This time last year, Vic Schaefer was bidding farewell – or so he thought – to four senior starters who had helped the Bulldogs women’s basketball program become an established national powerhouse. One of those senior starters was a mountain named Teaira McCowan, the most dominant post player in the sport.
After two consecutive Final Fours and a remarkable 132 victories over four seasons, there seemed plenty reason to expect a dramatic nosedive from all that success. In McCowan and Anriel Howard, Schaefer was losing 33 points and 22 rebounds per game.
But that nosedive has not happened. Not at all.
No, when the Bulldogs toppled a really good Arkansas team 92-83 – and it wasn’t that close – Thursday night, it was their 24th victory against just five defeats. They are a Top 10 team nationally, already guaranteed a No. 2 seed in the Southeastern Conference Tournament next week in Greenville, South Carolina.
You can make the case – and I will – that this is the best coaching job Schaefer has done since he came to State in 2012. Think about it: He did have to replace three players who started all 36 games a year ago. The average age of this year’s State squad, says Schaefer, is 19. That’s what you expect to have at Hinds Community College, not the SEC.
And yet, with a 13-person roster that includes four freshmen and four sophomores, these Bulldogs keep winning. It is a difficult balancing act: Trying to teach, correct mistakes, and stress work ethic without bruising young egos and destroying confidence. But every time you think that lack of experience is about to catch up with State, they respond with a performance like the one Thursday night.
Early in the season, they lost back to back games to No. 3 Stanford and West Virginia. But they then reeled off eight consecutive victories.

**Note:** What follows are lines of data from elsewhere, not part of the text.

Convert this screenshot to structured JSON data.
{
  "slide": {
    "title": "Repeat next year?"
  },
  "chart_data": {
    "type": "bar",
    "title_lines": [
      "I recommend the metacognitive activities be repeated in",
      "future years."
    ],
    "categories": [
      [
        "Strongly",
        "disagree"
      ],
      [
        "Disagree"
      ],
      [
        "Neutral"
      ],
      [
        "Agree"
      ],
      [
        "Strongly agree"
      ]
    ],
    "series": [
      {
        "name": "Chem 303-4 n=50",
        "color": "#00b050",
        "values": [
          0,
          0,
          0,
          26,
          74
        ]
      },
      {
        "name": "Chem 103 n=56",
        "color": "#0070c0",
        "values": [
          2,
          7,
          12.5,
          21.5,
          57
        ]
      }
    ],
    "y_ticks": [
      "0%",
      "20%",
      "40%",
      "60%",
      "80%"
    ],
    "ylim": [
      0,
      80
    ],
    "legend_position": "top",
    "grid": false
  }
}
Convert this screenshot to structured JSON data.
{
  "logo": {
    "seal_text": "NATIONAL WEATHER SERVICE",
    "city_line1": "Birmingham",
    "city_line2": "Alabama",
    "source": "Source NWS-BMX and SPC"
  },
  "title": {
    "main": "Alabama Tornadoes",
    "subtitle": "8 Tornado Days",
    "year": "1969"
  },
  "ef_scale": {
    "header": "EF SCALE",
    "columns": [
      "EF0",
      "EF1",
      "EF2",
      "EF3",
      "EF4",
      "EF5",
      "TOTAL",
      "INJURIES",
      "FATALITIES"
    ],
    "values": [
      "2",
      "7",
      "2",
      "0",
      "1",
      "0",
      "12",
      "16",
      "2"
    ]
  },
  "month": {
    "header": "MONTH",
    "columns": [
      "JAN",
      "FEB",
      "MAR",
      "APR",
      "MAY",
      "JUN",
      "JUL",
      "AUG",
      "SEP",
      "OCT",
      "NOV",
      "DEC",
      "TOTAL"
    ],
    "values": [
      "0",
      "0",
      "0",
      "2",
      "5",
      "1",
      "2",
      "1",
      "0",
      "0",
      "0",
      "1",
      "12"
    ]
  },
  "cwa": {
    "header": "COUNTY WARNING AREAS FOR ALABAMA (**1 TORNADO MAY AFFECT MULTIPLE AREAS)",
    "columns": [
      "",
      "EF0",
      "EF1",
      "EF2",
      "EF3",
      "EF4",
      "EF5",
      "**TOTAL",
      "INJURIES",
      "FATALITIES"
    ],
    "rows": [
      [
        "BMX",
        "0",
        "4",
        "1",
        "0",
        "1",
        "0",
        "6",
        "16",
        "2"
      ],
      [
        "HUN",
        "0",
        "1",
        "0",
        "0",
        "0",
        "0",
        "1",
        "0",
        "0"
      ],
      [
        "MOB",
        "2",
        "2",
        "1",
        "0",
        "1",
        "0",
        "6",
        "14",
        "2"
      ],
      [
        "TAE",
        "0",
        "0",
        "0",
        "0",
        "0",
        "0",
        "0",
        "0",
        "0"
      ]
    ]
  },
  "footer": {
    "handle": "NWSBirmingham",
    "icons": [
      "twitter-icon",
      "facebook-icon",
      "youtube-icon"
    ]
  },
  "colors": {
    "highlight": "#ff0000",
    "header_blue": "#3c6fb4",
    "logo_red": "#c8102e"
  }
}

On Jan. 20, they blew a nine-point lead and lost on the road to No. 1 ranked South Carolina 81-79. Three nights later, they won by 16 at Vanderbilt, the first of six straight SEC victories, five by double digits.
Perhaps the Bulldogs’ worst loss came at home Sunday when unranked Alabama surprised them, 66-64. (Don’t look now but nobody wants to play vastly improved Alabama next week.) Afterward, Schaefer criticized his team’s toughness and lack of “someone who will step up when the going gets tough.”
So then, naturally, everyone stepped up against Arkansas. Tough? Star freshman Rickea Jackson gutted out 16 minutes playing with strep throat, two days after she had been quarantined. More on her later.
If the Bulldogs win Sunday – as they will be heavily favored to do at Ole Miss – that will mean the achievement of 25 victories in a season for the sixth consecutive season. How’s that for sustained success?
We began this piece with the fact that this time last year Schaefer thought he would be replacing four starters. He got one of those back in August, when Jordan Danberry, a graduate guard was granted another year of eligibility. Danberry, as quick and fast a female athlete as these eyes have seen, has been invaluable with her 12.3 points per game, tenacious on-ball defense and a team-leading 72 steals.
Nobody was going to singularly replace the remarkable McCowan, but sophomore Jessica Carter has contributed 14 points and nine rebounds per game in the post. And then there’s Jackson, the rookie, who Schaefer believes should be the national freshman of the year.
Compare Jackson’s freshman numbers with those of Victoria Vivians, the former All-American, who won the Gillom Trophy as Mississippi’s top women’s player all four of her seasons at State. As a freshman, Vivians scored 14.9 points per game, while shooting 37 percent from the field and adding five rebounds per game. Jackson, who is 18 years young, averages 14.7 points and five rebounds per game while shooting 48 percent from the floor. Other than Jackson’s superior shooting, those numbers are eerily similar.
Says Schaefer, “Before it’s over, Rickea might be the best ever.”
That’s coming from a man who is nothing if not a perfectionist. During our Friday morning conversation he bemoaned his team’s immaturity, the fact that they don’t yet know how to follow a scouting report, and that they are prone to lapses on the defensive end.
And while much of that is true, they are also 24 and 5, almost certain to host a first-round NCAA sub-regional and a team that could get hot and go deep into the NCAA Tournament.
The scary part: They should be even better over the next couple of seasons when maybe a couple of them will be old enough to legally buy a beer.